Wednesday, March 26, 2014
Easy and flavorful, these fluffy buns could be a meal in themselves
When was the last time you had a really good dinner roll? One with a golden crust and a pillowy, yeasty interior? With enough butter-kissed flavor that piling more butter on at table is an indulgence, not a necessity?
If you buy dinner rolls at the supermarket, it’s probably been a long time since you’ve had one that’s really worth eating. Fortunately, however, making your own is quite easy. And although it takes a while for the dough to rise, your hands-on time is only a few minutes.
So for your next dinner party or holiday meal (these are a natural at Easter), why not surprise your guests with a basket of fresh, homemade dinner rolls? They’ll disappear in a hurry, guaranteed. Just remind everyone to save some room for the rest of the meal.
Wednesday, March 19, 2014
Spicy, garlicky sauce cries out for dunkable bread
If there were a “truth in advertising” law for recipes, this one would get busted. Because New Orleans Barbecue Shrimp isn’t really barbecue at all. And shrimp don’t even play the leading role. Instead, it’s the sauce you’re after—a butter-heavy dunking mix that’s liberally spiced (and delightfully seasoned with garlic). You’ll want to mop up every last drop with crusty French bread.

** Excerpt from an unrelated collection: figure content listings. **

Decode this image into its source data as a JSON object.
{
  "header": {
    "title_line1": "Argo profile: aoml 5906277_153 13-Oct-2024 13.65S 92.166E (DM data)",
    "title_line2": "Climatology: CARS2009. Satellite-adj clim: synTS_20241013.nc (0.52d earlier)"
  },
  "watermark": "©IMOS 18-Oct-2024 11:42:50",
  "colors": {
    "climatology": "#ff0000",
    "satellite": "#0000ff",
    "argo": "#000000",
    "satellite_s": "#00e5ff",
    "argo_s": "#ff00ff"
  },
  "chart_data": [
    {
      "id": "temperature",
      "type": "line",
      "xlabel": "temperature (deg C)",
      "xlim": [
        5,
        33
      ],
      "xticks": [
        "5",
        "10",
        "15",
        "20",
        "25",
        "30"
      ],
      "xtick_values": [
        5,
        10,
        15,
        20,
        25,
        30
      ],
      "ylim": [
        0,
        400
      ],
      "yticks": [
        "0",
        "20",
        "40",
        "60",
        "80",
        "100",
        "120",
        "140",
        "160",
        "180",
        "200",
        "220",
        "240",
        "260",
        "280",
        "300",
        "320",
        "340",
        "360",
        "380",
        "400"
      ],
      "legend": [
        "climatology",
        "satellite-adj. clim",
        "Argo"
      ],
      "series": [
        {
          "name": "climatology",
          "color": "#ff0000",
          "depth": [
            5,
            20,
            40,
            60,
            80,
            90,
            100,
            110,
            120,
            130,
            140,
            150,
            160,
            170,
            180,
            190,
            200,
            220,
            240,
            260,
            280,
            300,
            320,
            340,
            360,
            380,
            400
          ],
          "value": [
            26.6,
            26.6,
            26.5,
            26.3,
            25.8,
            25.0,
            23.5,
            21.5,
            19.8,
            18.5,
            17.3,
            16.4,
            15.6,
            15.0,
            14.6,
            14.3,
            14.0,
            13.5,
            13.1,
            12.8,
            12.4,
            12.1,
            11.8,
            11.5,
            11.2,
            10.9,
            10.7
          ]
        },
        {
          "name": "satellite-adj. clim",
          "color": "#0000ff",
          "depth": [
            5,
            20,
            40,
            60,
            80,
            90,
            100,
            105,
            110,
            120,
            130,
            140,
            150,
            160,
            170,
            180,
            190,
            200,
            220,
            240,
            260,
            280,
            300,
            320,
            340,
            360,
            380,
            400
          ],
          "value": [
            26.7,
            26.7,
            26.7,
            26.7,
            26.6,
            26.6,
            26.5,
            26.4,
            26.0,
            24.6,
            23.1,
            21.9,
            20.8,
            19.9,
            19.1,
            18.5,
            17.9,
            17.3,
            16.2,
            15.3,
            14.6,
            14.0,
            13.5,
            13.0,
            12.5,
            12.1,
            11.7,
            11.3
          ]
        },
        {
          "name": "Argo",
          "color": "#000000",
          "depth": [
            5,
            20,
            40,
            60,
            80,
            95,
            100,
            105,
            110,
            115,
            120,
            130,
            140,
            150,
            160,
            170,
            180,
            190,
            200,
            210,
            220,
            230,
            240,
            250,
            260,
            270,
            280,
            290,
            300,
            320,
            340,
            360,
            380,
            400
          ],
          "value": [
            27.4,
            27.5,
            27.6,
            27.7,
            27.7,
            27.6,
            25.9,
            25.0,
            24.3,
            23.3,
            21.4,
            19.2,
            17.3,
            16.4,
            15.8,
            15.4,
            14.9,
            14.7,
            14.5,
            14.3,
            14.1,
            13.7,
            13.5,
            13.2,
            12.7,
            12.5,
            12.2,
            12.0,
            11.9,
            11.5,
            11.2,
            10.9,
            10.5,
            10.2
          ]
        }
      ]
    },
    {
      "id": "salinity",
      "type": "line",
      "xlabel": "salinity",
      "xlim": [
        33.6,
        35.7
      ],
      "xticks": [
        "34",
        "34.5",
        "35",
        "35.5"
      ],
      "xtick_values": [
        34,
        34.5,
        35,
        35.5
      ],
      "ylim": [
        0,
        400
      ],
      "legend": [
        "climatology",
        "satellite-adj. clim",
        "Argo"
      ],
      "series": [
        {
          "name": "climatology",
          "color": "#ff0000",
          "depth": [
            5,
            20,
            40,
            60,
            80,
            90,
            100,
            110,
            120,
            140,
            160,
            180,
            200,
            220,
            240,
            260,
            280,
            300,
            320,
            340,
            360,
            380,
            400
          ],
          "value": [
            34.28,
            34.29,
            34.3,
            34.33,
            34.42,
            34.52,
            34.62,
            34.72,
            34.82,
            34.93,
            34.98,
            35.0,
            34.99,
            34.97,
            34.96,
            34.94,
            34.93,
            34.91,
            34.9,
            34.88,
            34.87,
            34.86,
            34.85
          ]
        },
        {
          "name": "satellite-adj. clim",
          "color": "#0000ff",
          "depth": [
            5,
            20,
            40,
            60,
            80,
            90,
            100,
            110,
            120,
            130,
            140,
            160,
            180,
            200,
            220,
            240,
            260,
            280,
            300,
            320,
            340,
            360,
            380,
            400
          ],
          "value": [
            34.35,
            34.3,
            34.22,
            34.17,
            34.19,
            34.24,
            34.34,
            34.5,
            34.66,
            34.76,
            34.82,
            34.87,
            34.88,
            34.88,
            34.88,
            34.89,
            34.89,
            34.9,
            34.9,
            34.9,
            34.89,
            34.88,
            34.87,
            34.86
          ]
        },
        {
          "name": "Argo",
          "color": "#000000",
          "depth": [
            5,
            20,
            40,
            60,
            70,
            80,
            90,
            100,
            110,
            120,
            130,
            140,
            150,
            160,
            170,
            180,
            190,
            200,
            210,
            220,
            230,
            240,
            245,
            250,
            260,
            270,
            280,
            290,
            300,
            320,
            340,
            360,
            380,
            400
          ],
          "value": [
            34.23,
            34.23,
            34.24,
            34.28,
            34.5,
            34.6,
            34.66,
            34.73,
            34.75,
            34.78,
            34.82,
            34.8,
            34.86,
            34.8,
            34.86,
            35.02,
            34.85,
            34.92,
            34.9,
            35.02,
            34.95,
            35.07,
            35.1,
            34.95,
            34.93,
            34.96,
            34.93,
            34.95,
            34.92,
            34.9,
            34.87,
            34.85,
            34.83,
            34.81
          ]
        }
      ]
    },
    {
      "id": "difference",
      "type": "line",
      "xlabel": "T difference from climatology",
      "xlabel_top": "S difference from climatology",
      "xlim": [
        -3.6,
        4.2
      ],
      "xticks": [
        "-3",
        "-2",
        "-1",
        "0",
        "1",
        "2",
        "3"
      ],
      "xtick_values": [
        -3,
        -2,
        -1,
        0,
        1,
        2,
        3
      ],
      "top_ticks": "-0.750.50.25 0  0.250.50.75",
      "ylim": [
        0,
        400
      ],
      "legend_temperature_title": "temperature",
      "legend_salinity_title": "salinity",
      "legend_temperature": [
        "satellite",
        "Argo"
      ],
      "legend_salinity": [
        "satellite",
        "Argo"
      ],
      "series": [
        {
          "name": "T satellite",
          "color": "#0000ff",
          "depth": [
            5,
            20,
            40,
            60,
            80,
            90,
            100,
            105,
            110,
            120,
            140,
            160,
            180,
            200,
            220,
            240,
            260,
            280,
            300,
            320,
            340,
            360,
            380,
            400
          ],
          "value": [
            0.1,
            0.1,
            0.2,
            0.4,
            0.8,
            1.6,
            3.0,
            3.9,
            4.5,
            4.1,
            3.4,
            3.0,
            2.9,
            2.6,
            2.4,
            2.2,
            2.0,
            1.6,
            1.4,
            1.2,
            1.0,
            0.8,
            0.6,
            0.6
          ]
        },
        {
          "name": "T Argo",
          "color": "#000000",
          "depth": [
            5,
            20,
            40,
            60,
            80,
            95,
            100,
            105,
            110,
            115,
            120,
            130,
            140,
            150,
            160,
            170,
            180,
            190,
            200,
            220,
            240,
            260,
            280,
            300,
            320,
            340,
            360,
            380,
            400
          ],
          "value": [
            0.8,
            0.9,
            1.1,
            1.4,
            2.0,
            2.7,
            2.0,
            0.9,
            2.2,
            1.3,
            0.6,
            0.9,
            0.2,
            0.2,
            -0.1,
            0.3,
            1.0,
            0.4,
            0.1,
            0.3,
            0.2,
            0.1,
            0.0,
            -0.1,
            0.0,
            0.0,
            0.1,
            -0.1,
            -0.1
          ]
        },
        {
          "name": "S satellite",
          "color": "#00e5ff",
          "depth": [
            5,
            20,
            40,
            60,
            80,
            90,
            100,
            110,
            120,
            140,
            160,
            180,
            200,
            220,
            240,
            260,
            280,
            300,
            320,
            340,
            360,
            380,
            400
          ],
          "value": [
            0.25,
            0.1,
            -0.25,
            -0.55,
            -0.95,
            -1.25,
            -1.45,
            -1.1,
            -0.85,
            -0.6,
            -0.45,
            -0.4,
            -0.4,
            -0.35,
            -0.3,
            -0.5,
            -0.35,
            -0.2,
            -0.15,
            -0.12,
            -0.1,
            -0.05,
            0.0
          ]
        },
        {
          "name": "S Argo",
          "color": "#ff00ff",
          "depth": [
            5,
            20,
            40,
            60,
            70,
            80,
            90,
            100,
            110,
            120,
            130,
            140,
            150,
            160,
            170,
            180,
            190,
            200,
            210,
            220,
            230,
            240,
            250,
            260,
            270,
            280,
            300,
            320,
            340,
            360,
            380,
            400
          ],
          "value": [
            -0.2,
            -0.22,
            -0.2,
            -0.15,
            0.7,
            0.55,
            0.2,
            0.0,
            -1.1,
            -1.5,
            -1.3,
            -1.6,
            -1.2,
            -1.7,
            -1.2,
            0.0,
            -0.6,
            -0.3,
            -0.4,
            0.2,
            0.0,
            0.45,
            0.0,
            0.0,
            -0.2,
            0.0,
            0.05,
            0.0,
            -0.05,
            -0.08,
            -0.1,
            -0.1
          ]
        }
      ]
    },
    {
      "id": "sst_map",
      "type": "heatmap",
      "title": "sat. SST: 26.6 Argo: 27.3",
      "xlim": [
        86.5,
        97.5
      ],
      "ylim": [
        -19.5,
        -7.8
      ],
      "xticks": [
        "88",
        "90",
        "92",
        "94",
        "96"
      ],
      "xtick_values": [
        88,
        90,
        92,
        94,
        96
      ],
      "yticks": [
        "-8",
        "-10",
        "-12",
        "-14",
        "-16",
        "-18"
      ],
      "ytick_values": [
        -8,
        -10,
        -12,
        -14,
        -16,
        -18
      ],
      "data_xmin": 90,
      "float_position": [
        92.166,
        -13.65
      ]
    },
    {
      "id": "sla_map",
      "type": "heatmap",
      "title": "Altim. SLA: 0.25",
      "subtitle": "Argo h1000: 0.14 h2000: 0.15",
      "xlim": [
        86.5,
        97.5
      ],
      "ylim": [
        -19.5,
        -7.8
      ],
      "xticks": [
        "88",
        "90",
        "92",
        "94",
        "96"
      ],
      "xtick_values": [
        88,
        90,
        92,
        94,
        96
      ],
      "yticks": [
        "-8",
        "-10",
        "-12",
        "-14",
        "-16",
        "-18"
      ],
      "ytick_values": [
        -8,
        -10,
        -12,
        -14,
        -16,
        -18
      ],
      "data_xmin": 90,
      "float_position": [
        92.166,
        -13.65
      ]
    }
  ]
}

Given the amount of butter in the sauce, this dish clearly is no diet food. But did you really expect it to be, with “New Orleans” in the name? That part, at least, is for real.
Wednesday, March 12, 2014
This cinnamon-coated coconut cream candy is a Philadelphia St. Pat’s tradition
Certain cities have iconic foods associated with them. Boston? Clam chowder and baked beans. New York? Thin-crust pizza and bagels.
How about Philadelphia? You may think Philly cheese steaks, hoagies, and soft pretzels. But Irish Potato Candy? Maybe you haven’t heard of this treat.
Irish Potato Candy is a traditional Philly confection that (despite its name) did not originate in Ireland. Nor does it contain potato. But the shape of these candies and their reddish-brown coating make them look like little round spuds—hence the name.
These candies may sound a bit odd, but wait until you bite into one of these diminutive darlings. Their flavor is no small potatoes.
Wednesday, March 5, 2014
A New Orleans original
Vieux Carré means “old square” in French. It also happens to be what they called New Orleans’ French Quarter back in the day. So when Walter Bergeron invented this cocktail in the 1930s (while tending bar at a hotel in the French Quarter), it was a no-brainer to name it after the Big Easy’s oldest and most famous neighborhood.
The watering hole where Bergeron worked is now called the Carousel Bar. And yes, it resembles (and revolves like) a carnival carousel.
If you’d like to ride the painted ponies, but can’t make it to Nawlins right now, no worries. Just mix up a Vieux Carré Cocktail—and take your palate for a spin.
Sunday, March 2, 2014
New Orleans flavor in your own kitchen
The US has loads of interesting regional dishes. One of the best known is gumbo, a hearty stew-like dish with bottomless flavor. Gumbo originated in south Louisiana eons ago. Today it’s made with a wide variety of meat and seafoods, in both Cajun and Creole styles. It’s so popular (and the variations are so endless) that probably every family in Louisiana has their own unique recipe.
All gumbos are based on a long-cooked roux (the flour-and-fat mixture that also forms the basis for many gravies). When we make gravy, we usually cook the roux for only a few minutes. For gumbo, we need to cook it for at least half an hour, and usually more like 45 to 60 minutes. It’s a bit of work, yes. But the flavor payoff is worth it. And that flavor is the essence of gumbo.
Mardi Gras is coming up this Tuesday—and it’s the biggest celebration of the year in New Orleans. What better way to join in the festivities than by making a batch of gumbo for yourself? It’s like a party in a bowl.